Many products today are filled with chemicals that we do not really want to ingest. The names of the chemicals do not really tell us much, since we aren’t much chemists. Sodium Chloride might sound horrible, but that’s acutally salt. Similarly, polyglycerol polyricinoleate sounds more like something Captain Kirk would say, if the script wirters would be able to pronounce such words. But again, this chemical is harmless, made out of soy beans, and usually used to reduce viscosity of the chocolate.
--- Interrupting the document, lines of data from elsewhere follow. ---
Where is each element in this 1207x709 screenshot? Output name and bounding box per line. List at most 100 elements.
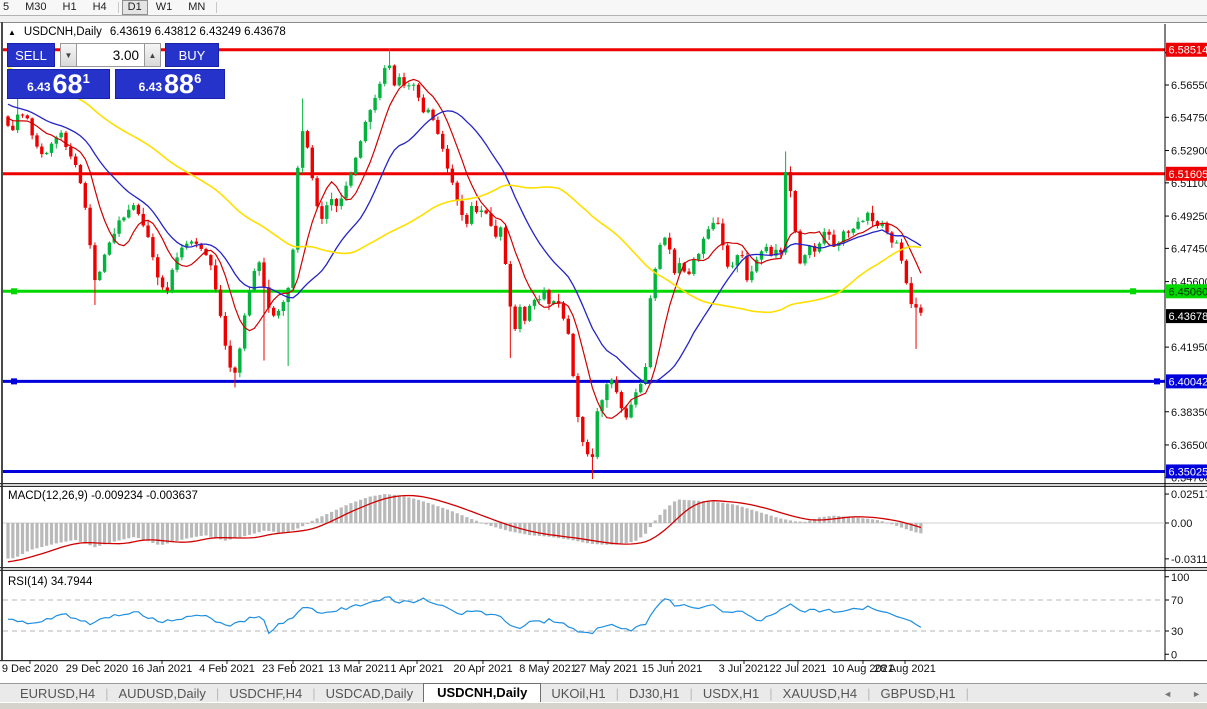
- svg-text:28 Aug 2021: 28 Aug 2021: [874, 663, 936, 675]
- buy-price-base: 6.43: [138, 80, 163, 94]
- svg-text:10 Aug 2021: 10 Aug 2021: [832, 663, 894, 675]
- tab-scroll-arrows: ◄ ►: [1163, 689, 1201, 699]
- price-tag-6.58514: [1166, 42, 1207, 57]
- svg-text:6.47450: 6.47450: [1171, 243, 1207, 255]
- chart-tabs-bar: EURUSD,H4 | AUDUSD,Daily | USDCHF,H4 | USDCAD,…: [0, 683, 1207, 703]
- line-handle[interactable]: [11, 378, 17, 385]
- sell-price-point: 1: [82, 71, 90, 86]
- tab-UKOil-H1[interactable]: UKOil,H1: [551, 686, 606, 701]
- svg-text:6.58514: 6.58514: [1169, 45, 1207, 57]
- tf-button-M30[interactable]: M30: [25, 1, 47, 13]
- tf-button-H4[interactable]: H4: [92, 1, 107, 13]
- price-tag-6.35025: [1166, 464, 1207, 479]
- tab-separator: |: [689, 686, 693, 701]
- tab-separator: |: [867, 686, 871, 701]
- tab-USDCNH-Daily[interactable]: USDCNH,Daily: [423, 683, 542, 703]
- price-tag-6.45060: [1166, 284, 1207, 299]
- sell-price-box[interactable]: 6.43 68 1: [7, 69, 110, 99]
- date-axis[interactable]: 9 Dec 2020 29 Dec 2020 16 Jan 2021 4 Feb 20…: [2, 660, 936, 675]
- tab-separator: |: [965, 686, 970, 701]
- svg-text:6.52900: 6.52900: [1171, 146, 1207, 158]
- volume-increase-button[interactable]: ▲: [144, 43, 161, 67]
- tf-button-W1[interactable]: W1: [155, 1, 173, 13]
- price-tag-6.51605: [1166, 166, 1207, 181]
- svg-text:30: 30: [1171, 626, 1183, 638]
- trade-panel-price-row: 6.43 68 1 6.43 88 6: [7, 69, 228, 99]
- svg-text:0: 0: [1171, 649, 1177, 661]
- line-handle[interactable]: [11, 288, 17, 295]
- candles-layer: [6, 48, 923, 480]
- svg-text:6.40042: 6.40042: [1169, 376, 1207, 388]
- svg-text:20 Apr 2021: 20 Apr 2021: [453, 663, 512, 675]
- sell-price-base: 6.43: [27, 80, 51, 94]
- tab-separator: |: [615, 686, 619, 701]
- tab-USDX-H1[interactable]: USDX,H1: [702, 686, 760, 701]
- svg-text:100: 100: [1171, 572, 1189, 584]
- price-tag-6.43678: [1166, 309, 1207, 324]
- tab-separator: |: [215, 686, 220, 701]
- window-bottom-edge: [0, 702, 1207, 709]
- ma-21-line: [7, 103, 922, 384]
- tf-button-MN[interactable]: MN: [188, 1, 206, 13]
- tabs-scroll-left-icon[interactable]: ◄: [1163, 689, 1173, 699]
- svg-text:-0.031175: -0.031175: [1171, 554, 1207, 566]
- macd-panel[interactable]: [3, 494, 1165, 563]
- svg-text:6.35025: 6.35025: [1169, 466, 1207, 478]
- macd-label: MACD(12,26,9) -0.009234 -0.003637: [8, 490, 198, 502]
- svg-text:9 Dec 2020: 9 Dec 2020: [2, 663, 58, 675]
- tab-separator: |: [105, 686, 109, 701]
- svg-text:6.49250: 6.49250: [1171, 211, 1207, 223]
- tab-DJ30-H1[interactable]: DJ30,H1: [628, 686, 680, 701]
- rsi-panel[interactable]: [3, 596, 1165, 635]
- svg-text:6.56550: 6.56550: [1171, 80, 1207, 92]
- chart-symbol-label: USDCNH,Daily: [23, 26, 102, 38]
- tab-USDCAD-Daily[interactable]: USDCAD,Daily: [325, 686, 414, 701]
- svg-text:4 Feb 2021: 4 Feb 2021: [199, 663, 255, 675]
- svg-text:6.51605: 6.51605: [1169, 169, 1207, 181]
- tabs-scroll-right-icon[interactable]: ►: [1192, 689, 1201, 699]
- svg-text:1 Apr 2021: 1 Apr 2021: [390, 663, 443, 675]
- svg-text:8 May 2021: 8 May 2021: [519, 663, 576, 675]
- collapse-triangle-icon[interactable]: ▲: [8, 27, 16, 37]
- toolbar-separator: [117, 2, 119, 13]
- buy-price-point: 6: [194, 71, 202, 86]
- line-handle[interactable]: [1154, 378, 1160, 385]
- tab-AUDUSD-Daily[interactable]: AUDUSD,Daily: [118, 686, 206, 701]
- tab-XAUUSD-H4[interactable]: XAUUSD,H4: [782, 686, 858, 701]
- sell-button[interactable]: SELL: [7, 43, 55, 67]
- svg-text:27 May 2021: 27 May 2021: [574, 663, 638, 675]
- svg-text:6.43678: 6.43678: [1169, 311, 1207, 323]
- tf-button-H1[interactable]: H1: [62, 1, 77, 13]
- tf-button-D1[interactable]: D1: [121, 0, 148, 15]
- svg-text:6.38350: 6.38350: [1171, 407, 1207, 419]
- svg-text:0.00: 0.00: [1171, 518, 1192, 530]
- svg-text:6.41950: 6.41950: [1171, 342, 1207, 354]
- tf-button-5[interactable]: 5: [3, 1, 10, 13]
- price-tag-6.40042: [1166, 374, 1207, 389]
- svg-text:15 Jun 2021: 15 Jun 2021: [642, 663, 703, 675]
- trade-panel-top-row: SELL ▼ ▲ BUY: [7, 43, 228, 67]
- svg-text:23 Feb 2021: 23 Feb 2021: [262, 663, 324, 675]
- price-axis[interactable]: 6.583506.565506.547506.529006.511006.492…: [1165, 42, 1207, 485]
- chart-ohlc-quotes: 6.43619 6.43812 6.43249 6.43678: [109, 26, 286, 38]
- buy-price-box[interactable]: 6.43 88 6: [115, 69, 225, 99]
- volume-input[interactable]: [77, 43, 144, 67]
- rsi-label: RSI(14) 34.7944: [8, 576, 93, 588]
- tab-separator: |: [769, 686, 773, 701]
- tab-GBPUSD-H1[interactable]: GBPUSD,H1: [880, 686, 956, 701]
- volume-decrease-button[interactable]: ▼: [60, 43, 77, 67]
- buy-price-pips: 88: [164, 69, 195, 99]
- timeframe-toolbar: 5 M30 H1 H4 D1 W1 MN: [0, 0, 1207, 16]
- buy-button[interactable]: BUY: [165, 43, 219, 67]
- svg-text:6.36500: 6.36500: [1171, 440, 1207, 452]
- tab-EURUSD-H4[interactable]: EURUSD,H4: [20, 686, 96, 701]
- chart-title: ▲ USDCNH,Daily 6.43619 6.43812 6.43249 6…: [8, 26, 286, 38]
- svg-text:13 Mar 2021: 13 Mar 2021: [328, 663, 390, 675]
- tab-USDCHF-H4[interactable]: USDCHF,H4: [229, 686, 303, 701]
- svg-text:0.02517: 0.02517: [1171, 489, 1207, 501]
- line-handle[interactable]: [1130, 288, 1136, 295]
- svg-text:29 Dec 2020: 29 Dec 2020: [66, 663, 128, 675]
To battle this chemical illiteracy that most of us suffer from, European Union came up with the E numbers. These chemicals have been assessed for use within European Union by the European Food Safety Authority. Most of food additives have the E number code. That means that anyone may read the product label, get the E number codes and look them up in the database. Of course, no one says what or where the database is. And most people aren’t capable of doing any searching of this calibre at all. We have all the data. What we need is simplicity and convenience.
This what is needed in a nutshell:
- User walks in to the store and sees a product
- User takes out the mobile phone and opens up E-Food app
- User points the phone to the product
- Application returns all the food additives and chemicals that have been used when making this particular product, and sorts them based on the harm score.
- User can sort the returned food additives, read them, submit bug, or write a quick review of the product, updating the price in the process.
- Application will suggest similar products that contain less harmful chemicals (this is how the application will generate revenue).
The best and most certain way to realize this kind of application, is to do an OCR of the product picture, and find out the ingredients from the database. There are two major problems with this approach though:
- Most people will not think about taking picture of the small-print. People will tak a picture of either the front of the product, or the nutrition content table. Both of which are useless for the OCR.
- Small-print on the product may be too small for the phone camera
Therefore we need a more universal approach that will be able to deal with most of the situations. Sure, the best way would be to implement a photo recognition system, and match the product to the picture. But seeing how even Google is not able to implement that, I wouldn’t overcomplicate the idea when its still in infancy stage.
Here is how the logic could work:
- User would have to take the picture of barcode. Luckily, most products have that, and most prople know what it is.
- Barcode would be transmitted to the backend.
- Backend will identify product in the database using bar code information.
- If the product cannot be identified from barcode, it will be stored in the unrecognized table.
- Unrecognized table should be periodically taken care of.
- If the product recognized
- Get the data from the database
- Calculate the total harm score based on
- the most harmful additive score
- the sum of all additive scores above 0.
- Push the data to the user
- If the product NOT recognized
- Store the barcode information in the unrecognized table
- Unrecognized table will be periodically take care of, by automating a crawler
- Users can add custom information to the unrecognized products
- Registered user can add information to any product
High level diagram
There will be two databases.
- First database will index all known food additives, their full name (later will be used to translate to multiple languages), E-number, harm score, and other facts. This database will have all the known chemicals that might appear in the food. Weekly updates will make sure the database will always stay up to date. Primary sources will be the European Food Safety Authority and other trusted sources, like Emulgatory.cz
- Second database will index all the know products. Mandatory fields will include Brand, Name, Barcode and Food Additives. Optional parameters will include price, locations where people request the info from, and pictures. This database will be continuously updated based on the new information. Crawler will take care of getting new information from the internet or the manufacturer’s web site.
Since every E number is issued and documented by the EU, crawler needs to continuously update this information. Crawler also needs to find the product information and update it based on the source time stamp and source trustworthiness.
Advanced OCR and image recognition functions
With an evolution of the application, recognition will play an increasingly larger role. Wiki-style information population has enormous potential, but has very steep curves since a large user base is needed to acquire a critical mass, where enough users will contribute content for the whole system to function. Most of the users are readers, and that is why it is crucial to start with pre-populated information base. But as time progresses, OCR and image recognition will become needed in order to sustain application success. OCR would look for E numbers and chemical names in the pictures of products. Image recognition will try to identify the product, supplementing barcode function with an even simpler approach.